Maintien de l'interdiction de communiquer le dossier d'instruction à des tiers
Selon le Conseil constitutionnel, l'interdiction de communiquer à un tiers toute autre pièce du dossier d'instruction que les rapports d'expertise, résultant de l'article 114, alinéa 6, du code de procédure pénale, ne méconnaît pas les droits de la défense.
Le développement du recours à l’expertise privée est un des enjeux majeurs de la phase préparatoire au procès répressif. Prise dans un mouvement allant de l’inquisitoire vers l’accusatoire, la procédure pénale contemporaine offre aux parties la possibilité de participer de plus en plus activement aux investigations (sans atteindre les excès du modèle américain ; sur ce point, v. B. Fiorini, L’enquête pénale privée : étude comparée des droits français et américain, 2018, Fondation Varenne). Toutefois, certaines règles de procédure entravent le recours à l’expertise privée.
Dans le cadre d’une information judiciaire ouverte du chef de meurtre, un avocat de la défense a souhaité avoir recours à une expertise privée.
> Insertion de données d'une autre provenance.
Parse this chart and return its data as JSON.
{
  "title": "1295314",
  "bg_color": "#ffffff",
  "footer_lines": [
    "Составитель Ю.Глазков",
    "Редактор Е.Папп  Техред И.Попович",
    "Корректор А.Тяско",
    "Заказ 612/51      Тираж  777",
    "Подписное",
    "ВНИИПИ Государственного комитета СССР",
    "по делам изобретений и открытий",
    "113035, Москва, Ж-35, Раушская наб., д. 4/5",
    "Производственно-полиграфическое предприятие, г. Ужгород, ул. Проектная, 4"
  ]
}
Son client contestait le caractère intentionnel des violences, ou du moins, invoquait une absence d’animus necandi. Le conseil voulait obtenir l’avis d’un spécialiste sur cette question. Il a donc transmis le rapport d’expertise du légiste ainsi que d’autres pièces du dossier d’instruction à un médecin. Ce faisant, il s’est mis en infraction avec l’article 114, alinéa 6, du code de procédure pénale, qui interdit la transmission à des tiers d’autres pièces du dossier d’instruction que les rapports d’expertise. L’avis du médecin choisi par l’avocat a été produit par la défense, mais déclaré irrecevable par la chambre de l’instruction de la cour d’appel de Cayenne (Crim. 11 janv. 2023, n° 22-86.301). En réaction, l’avocat de la défense a formé un pourvoi en cassation et a soulevé une question prioritaire de constitutionnalité.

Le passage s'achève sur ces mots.